Per contra, Ld. DR submitted that assessee could not show that sale agreements were incorrect. As per the Ld. DR assessee himself had stated that the signature appearing in the sale agreement was of the assessee himself. Once an agreement is signed by the assessee and the party, as per the Ld. DR it could not be ignored. Assessee could not show why the amount recorded in the books of account should be accepted disregarding the sale agreements.

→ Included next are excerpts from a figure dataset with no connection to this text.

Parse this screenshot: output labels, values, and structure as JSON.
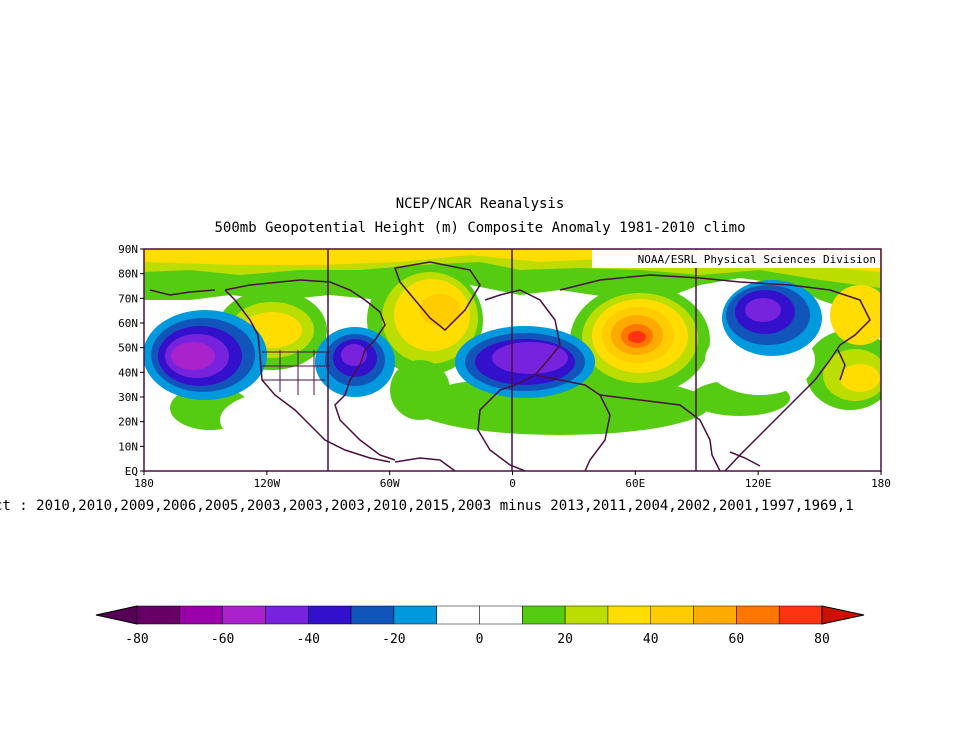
{
  "title": "NCEP/NCAR Reanalysis",
  "subtitle": "500mb Geopotential Height (m) Composite Anomaly 1981-2010 climo",
  "credit": "NOAA/ESRL Physical Sciences Division",
  "composite_text": "ct : 2010,2010,2009,2006,2005,2003,2003,2003,2010,2015,2003 minus 2013,2011,2004,2002,2001,1997,1969,1",
  "lat_labels": [
    "90N",
    "80N",
    "70N",
    "60N",
    "50N",
    "40N",
    "30N",
    "20N",
    "10N",
    "EQ"
  ],
  "lon_labels": [
    "180",
    "120W",
    "60W",
    "0",
    "60E",
    "120E",
    "180"
  ],
  "colorbar": {
    "labels": [
      "-80",
      "-60",
      "-40",
      "-20",
      "0",
      "20",
      "40",
      "60",
      "80"
    ],
    "colors": [
      "#660066",
      "#9900aa",
      "#aa22cc",
      "#7722dd",
      "#3311cc",
      "#1155bb",
      "#0099dd",
      "#ffffff",
      "#ffffff",
      "#55cc11",
      "#bbdd00",
      "#ffdd00",
      "#ffcc00",
      "#ffaa00",
      "#ff7700",
      "#ff3311"
    ],
    "low_arrow_color": "#550055",
    "high_arrow_color": "#cc1100"
  },
  "map": {
    "background_positive": "#55cc11",
    "anomalies": [
      {
        "label": "north-pacific-low",
        "lon": -152,
        "lat": 47,
        "value": -70
      },
      {
        "label": "eastern-us-low",
        "lon": -78,
        "lat": 45,
        "value": -50
      },
      {
        "label": "europe-low",
        "lon": 12,
        "lat": 43,
        "value": -45
      },
      {
        "label": "ural-high",
        "lon": 60,
        "lat": 54,
        "value": 65
      },
      {
        "label": "east-asia-low",
        "lon": 120,
        "lat": 62,
        "value": -40
      },
      {
        "label": "north-atlantic-high",
        "lon": -40,
        "lat": 52,
        "value": 35
      },
      {
        "label": "arctic-high",
        "lon": -100,
        "lat": 88,
        "value": 35
      }
    ]
  }
}
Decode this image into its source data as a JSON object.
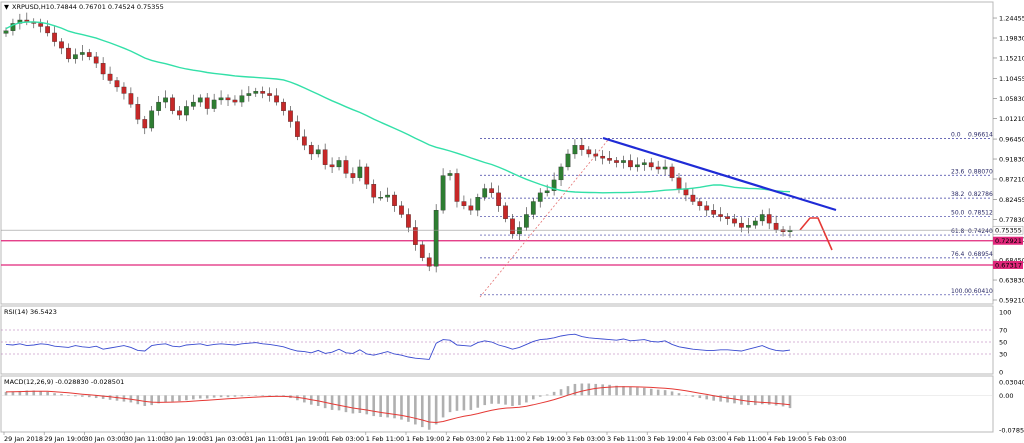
{
  "header": {
    "symbol": "XRPUSD,H1",
    "ohlc": "0.74844 0.76701 0.74524 0.75355"
  },
  "rsi_header": "RSI(14) 36.5423",
  "macd_header": "MACD(12,26,9) -0.028830 -0.028501",
  "colors": {
    "bull": "#2e7d32",
    "bear": "#c62828",
    "ma": "#33e0a8",
    "trendline": "#1f2bd6",
    "support": "#e0267a",
    "fib": "#3a3aa0",
    "rsi": "#3a4bd0",
    "macd_signal": "#e53935",
    "macd_hist": "#b0b0b0"
  },
  "chart_data": [
    {
      "type": "candlestick",
      "price_axis": [
        "1.24455",
        "1.19830",
        "1.15210",
        "1.10455",
        "1.05830",
        "1.01210",
        "0.96450",
        "0.91830",
        "0.87210",
        "0.82455",
        "0.77830",
        "0.73210",
        "0.68450",
        "0.63830",
        "0.59210"
      ],
      "ylim": [
        0.5921,
        1.2446
      ],
      "time_axis": [
        "29 Jan 2018",
        "29 Jan 19:00",
        "30 Jan 03:00",
        "30 Jan 11:00",
        "30 Jan 19:00",
        "31 Jan 03:00",
        "31 Jan 11:00",
        "31 Jan 19:00",
        "1 Feb 03:00",
        "1 Feb 11:00",
        "1 Feb 19:00",
        "2 Feb 03:00",
        "2 Feb 11:00",
        "2 Feb 19:00",
        "3 Feb 03:00",
        "3 Feb 11:00",
        "3 Feb 19:00",
        "4 Feb 03:00",
        "4 Feb 11:00",
        "4 Feb 19:00",
        "5 Feb 03:00"
      ],
      "current_price": "0.75355",
      "support_levels": [
        {
          "label": "0.72921",
          "value": 0.72921
        },
        {
          "label": "0.67317",
          "value": 0.67317
        }
      ],
      "fibonacci": [
        {
          "label": "0.0",
          "price": "0.96614",
          "value": 0.96614
        },
        {
          "label": "23.6",
          "price": "0.88070",
          "value": 0.8807
        },
        {
          "label": "38.2",
          "price": "0.82786",
          "value": 0.82786
        },
        {
          "label": "50.0",
          "price": "0.78512",
          "value": 0.78512
        },
        {
          "label": "61.8",
          "price": "0.74240",
          "value": 0.7424
        },
        {
          "label": "76.4",
          "price": "0.68954",
          "value": 0.68954
        },
        {
          "label": "100.0",
          "price": "0.60410",
          "value": 0.6041
        }
      ],
      "closes": [
        1.215,
        1.232,
        1.24,
        1.236,
        1.232,
        1.225,
        1.21,
        1.19,
        1.175,
        1.15,
        1.16,
        1.165,
        1.155,
        1.14,
        1.115,
        1.1,
        1.085,
        1.07,
        1.045,
        1.01,
        0.99,
        1.03,
        1.05,
        1.06,
        1.03,
        1.02,
        1.04,
        1.05,
        1.06,
        1.035,
        1.055,
        1.06,
        1.055,
        1.05,
        1.065,
        1.07,
        1.075,
        1.07,
        1.065,
        1.05,
        1.03,
        1.005,
        0.97,
        0.95,
        0.93,
        0.94,
        0.905,
        0.9,
        0.915,
        0.885,
        0.875,
        0.9,
        0.86,
        0.83,
        0.83,
        0.835,
        0.81,
        0.79,
        0.76,
        0.72,
        0.69,
        0.67,
        0.8,
        0.88,
        0.885,
        0.82,
        0.81,
        0.8,
        0.83,
        0.85,
        0.84,
        0.81,
        0.78,
        0.745,
        0.76,
        0.79,
        0.82,
        0.84,
        0.845,
        0.87,
        0.9,
        0.93,
        0.95,
        0.94,
        0.93,
        0.925,
        0.92,
        0.915,
        0.91,
        0.915,
        0.9,
        0.905,
        0.91,
        0.9,
        0.895,
        0.9,
        0.875,
        0.85,
        0.835,
        0.82,
        0.81,
        0.8,
        0.79,
        0.785,
        0.78,
        0.77,
        0.76,
        0.765,
        0.775,
        0.79,
        0.77,
        0.755,
        0.75,
        0.753
      ]
    },
    {
      "type": "line",
      "name": "RSI(14)",
      "value": "36.5423",
      "ylim": [
        0,
        100
      ],
      "levels": [
        70,
        50,
        30
      ],
      "axis": [
        "100",
        "70",
        "50",
        "30",
        "0"
      ],
      "values": [
        46,
        45,
        47,
        44,
        45,
        47,
        46,
        43,
        42,
        41,
        44,
        42,
        41,
        43,
        38,
        40,
        42,
        44,
        41,
        36,
        35,
        44,
        46,
        47,
        43,
        42,
        45,
        46,
        47,
        44,
        46,
        47,
        46,
        45,
        47,
        48,
        49,
        47,
        46,
        44,
        42,
        38,
        35,
        34,
        32,
        36,
        31,
        33,
        38,
        32,
        31,
        37,
        30,
        28,
        31,
        34,
        30,
        28,
        25,
        23,
        22,
        21,
        48,
        54,
        53,
        45,
        44,
        43,
        49,
        52,
        50,
        45,
        42,
        38,
        41,
        46,
        51,
        54,
        55,
        57,
        60,
        62,
        63,
        59,
        57,
        56,
        55,
        54,
        53,
        55,
        52,
        53,
        54,
        51,
        50,
        52,
        46,
        42,
        40,
        38,
        37,
        36,
        36,
        37,
        37,
        36,
        35,
        38,
        41,
        44,
        39,
        36,
        35,
        36.5
      ]
    },
    {
      "type": "bar",
      "name": "MACD(12,26,9)",
      "ylim": [
        -0.07856,
        0.03041
      ],
      "axis": [
        "0.030406",
        "0.00",
        "-0.078541"
      ],
      "macd": [
        0.008,
        0.009,
        0.01,
        0.011,
        0.011,
        0.01,
        0.008,
        0.005,
        0.003,
        0.0,
        -0.002,
        -0.003,
        -0.004,
        -0.006,
        -0.008,
        -0.01,
        -0.012,
        -0.014,
        -0.016,
        -0.02,
        -0.024,
        -0.022,
        -0.018,
        -0.015,
        -0.014,
        -0.013,
        -0.011,
        -0.009,
        -0.007,
        -0.007,
        -0.005,
        -0.004,
        -0.004,
        -0.003,
        -0.002,
        -0.001,
        0.0,
        0.0,
        0.0,
        -0.001,
        -0.003,
        -0.006,
        -0.011,
        -0.016,
        -0.021,
        -0.024,
        -0.029,
        -0.033,
        -0.034,
        -0.038,
        -0.041,
        -0.04,
        -0.043,
        -0.047,
        -0.049,
        -0.05,
        -0.052,
        -0.055,
        -0.06,
        -0.066,
        -0.072,
        -0.078,
        -0.066,
        -0.05,
        -0.038,
        -0.035,
        -0.034,
        -0.033,
        -0.028,
        -0.022,
        -0.019,
        -0.019,
        -0.021,
        -0.024,
        -0.022,
        -0.016,
        -0.009,
        -0.003,
        0.002,
        0.008,
        0.014,
        0.021,
        0.026,
        0.027,
        0.027,
        0.026,
        0.025,
        0.024,
        0.022,
        0.021,
        0.019,
        0.018,
        0.017,
        0.015,
        0.013,
        0.012,
        0.009,
        0.005,
        0.001,
        -0.003,
        -0.006,
        -0.009,
        -0.012,
        -0.014,
        -0.016,
        -0.018,
        -0.021,
        -0.022,
        -0.022,
        -0.02,
        -0.021,
        -0.023,
        -0.025,
        -0.0288
      ]
    }
  ]
}
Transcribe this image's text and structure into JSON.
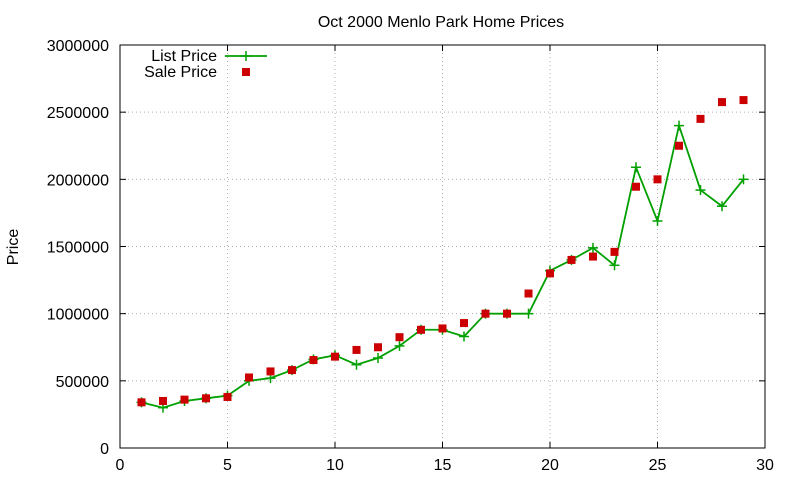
{
  "chart_data": {
    "type": "line",
    "title": "Oct 2000 Menlo Park Home Prices",
    "xlabel": "",
    "ylabel": "Price",
    "xlim": [
      0,
      30
    ],
    "ylim": [
      0,
      3000000
    ],
    "x_ticks": [
      0,
      5,
      10,
      15,
      20,
      25,
      30
    ],
    "y_ticks": [
      0,
      500000,
      1000000,
      1500000,
      2000000,
      2500000,
      3000000
    ],
    "grid": true,
    "legend_position": "top-left",
    "series": [
      {
        "name": "List Price",
        "style": "line+plus",
        "color": "#00a000",
        "x": [
          1,
          2,
          3,
          4,
          5,
          6,
          7,
          8,
          9,
          10,
          11,
          12,
          13,
          14,
          15,
          16,
          17,
          18,
          19,
          20,
          21,
          22,
          23,
          24,
          25,
          26,
          27,
          28,
          29
        ],
        "y": [
          340000,
          300000,
          350000,
          370000,
          390000,
          500000,
          520000,
          580000,
          660000,
          690000,
          620000,
          670000,
          760000,
          880000,
          880000,
          830000,
          1000000,
          1000000,
          1000000,
          1320000,
          1400000,
          1490000,
          1360000,
          2090000,
          1690000,
          2400000,
          1920000,
          1800000,
          2000000
        ]
      },
      {
        "name": "Sale Price",
        "style": "square",
        "color": "#cc0000",
        "x": [
          1,
          2,
          3,
          4,
          5,
          6,
          7,
          8,
          9,
          10,
          11,
          12,
          13,
          14,
          15,
          16,
          17,
          18,
          19,
          20,
          21,
          22,
          23,
          24,
          25,
          26,
          27,
          28,
          29
        ],
        "y": [
          340000,
          350000,
          360000,
          370000,
          380000,
          525000,
          570000,
          580000,
          655000,
          680000,
          730000,
          750000,
          825000,
          880000,
          890000,
          930000,
          1000000,
          1000000,
          1150000,
          1300000,
          1400000,
          1425000,
          1460000,
          1945000,
          2000000,
          2250000,
          2450000,
          2575000,
          2590000
        ]
      }
    ]
  }
}
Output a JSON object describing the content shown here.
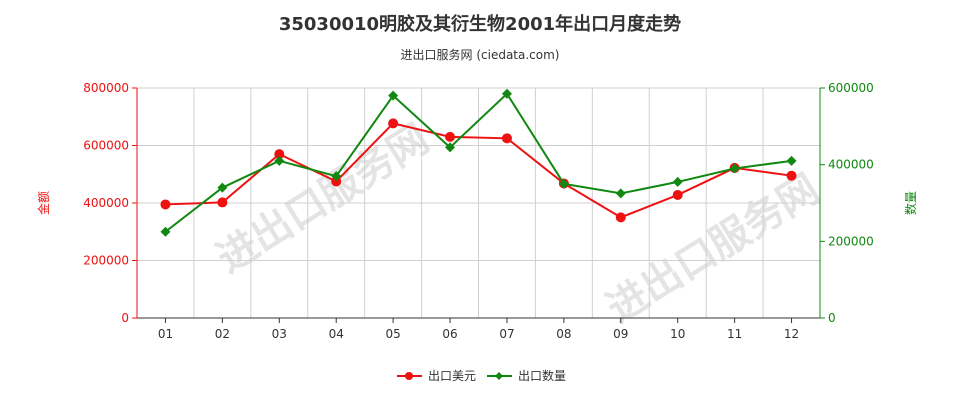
{
  "title": "35030010明胶及其衍生物2001年出口月度走势",
  "subtitle": "进出口服务网 (ciedata.com)",
  "watermark": "进出口服务网",
  "chart_data": {
    "type": "line",
    "categories": [
      "01",
      "02",
      "03",
      "04",
      "05",
      "06",
      "07",
      "08",
      "09",
      "10",
      "11",
      "12"
    ],
    "series": [
      {
        "name": "出口美元",
        "axis": "left",
        "color": "#ee1111",
        "values": [
          395000,
          402000,
          570000,
          475000,
          677000,
          630000,
          625000,
          468000,
          350000,
          428000,
          522000,
          495000
        ]
      },
      {
        "name": "出口数量",
        "axis": "right",
        "color": "#118811",
        "values": [
          225000,
          340000,
          410000,
          370000,
          580000,
          445000,
          585000,
          350000,
          325000,
          355000,
          390000,
          410000
        ]
      }
    ],
    "ylabel_left": "金额",
    "ylabel_right": "数量",
    "ylim_left": [
      0,
      800000
    ],
    "ylim_right": [
      0,
      600000
    ],
    "yticks_left": [
      "0",
      "200000",
      "400000",
      "600000",
      "800000"
    ],
    "yticks_right": [
      "0",
      "200000",
      "400000",
      "600000"
    ],
    "legend_position": "bottom-center",
    "grid": true
  }
}
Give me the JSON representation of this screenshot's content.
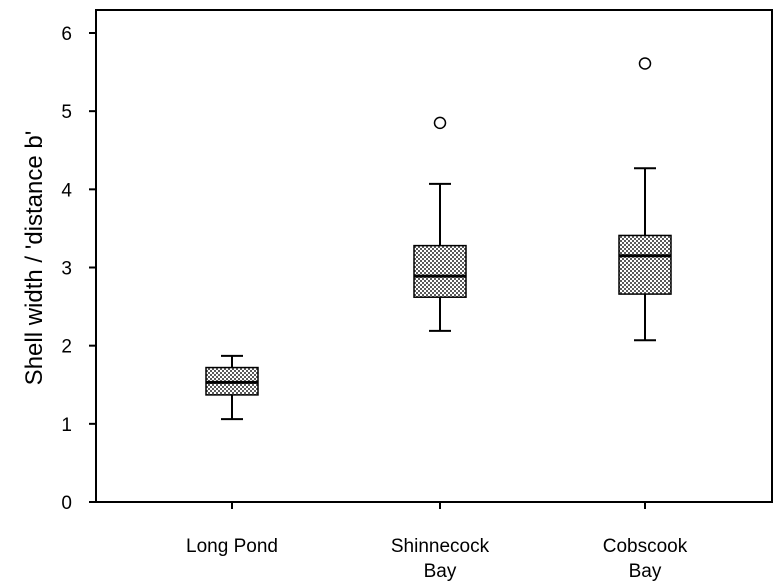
{
  "chart_data": {
    "type": "boxplot",
    "title": "",
    "xlabel": "",
    "ylabel": "Shell width / 'distance b'",
    "ylim": [
      0,
      6
    ],
    "yticks": [
      0,
      1,
      2,
      3,
      4,
      5,
      6
    ],
    "grid": false,
    "box_fill": "crosshatch",
    "categories": [
      {
        "lines": [
          "Long Pond"
        ]
      },
      {
        "lines": [
          "Shinnecock",
          "Bay"
        ]
      },
      {
        "lines": [
          "Cobscook",
          "Bay"
        ]
      }
    ],
    "boxes": [
      {
        "min": 1.06,
        "q1": 1.37,
        "median": 1.53,
        "q3": 1.72,
        "max": 1.87,
        "outliers": []
      },
      {
        "min": 2.19,
        "q1": 2.62,
        "median": 2.89,
        "q3": 3.28,
        "max": 4.07,
        "outliers": [
          4.85
        ]
      },
      {
        "min": 2.07,
        "q1": 2.66,
        "median": 3.15,
        "q3": 3.41,
        "max": 4.27,
        "outliers": [
          5.61
        ]
      }
    ]
  }
}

I have perused the orders and heard the rival contentions. Out of the total additions made for variation between the sale agreements and what was recorded in the books of account by the assessee, CIT (A) has given relief to the extent of Rs.17,50,481/- since assessee could produce confirmation letters from 22 persons. CIT (A) had accepted the contention of the assessee that what was mentioned in the books of account alone could be accepted as true and correct since this was supported by the confirmations. However it is an admitted position that assessee could not file confirmations in respect of 10 parties mentioned at para three above. No doubt Ld. AR stated that books of account maintained by the assessee was not rejected. In my opinion for making an addition based on a sale agreement which was duly signed by the assessee, it was not necessary to reject the books of account. When the amounts recorded in the sale agreements were more than what was mentioned in the books of account it would only mean that excess amounts were received by the assessee from the prospective buyers over and above what was recorded in the books of account. Hence I am unable to accept the contention of Ld. AR that the only course AO was left with what was mentioned in Section 145E(3) of the Act. There is no rule that an addition could be made only after rejecting the books of accounts. Cases relied on by the Ld. AR were on additions made in gross profit after rejecting the books of accounts. These are not applicable here since the AO has no where stated that he was rejecting the books of accounts. As for the reliance placed on the judgment of Hon’ble jurisdictional High Court in the case of Anil Kumar & Co., (supra), the books were not rejected but there was estimation of income. In the case before us there is no estimation of income because the amount added was only the difference between the sale agreements and what was recorded in the books of account. Assessee despite various opportunities given was not able to file confirmation in respect of ten persons mentioned at para three above. Pleading of the assessee that if given a chance it can now produce confirmation letters cannot be acceded to because it would result in prolonged litigation and would not be in the interest of justice. Especially so since sufficient opportunity was given by the lower authorities in this regard. In the circumstances, I do not find any reason to interfere with the order of CIT (A).
In the result, appeal of the assessee stands dismissed.
Order pronounced in the open court on 26th day of August, 2016.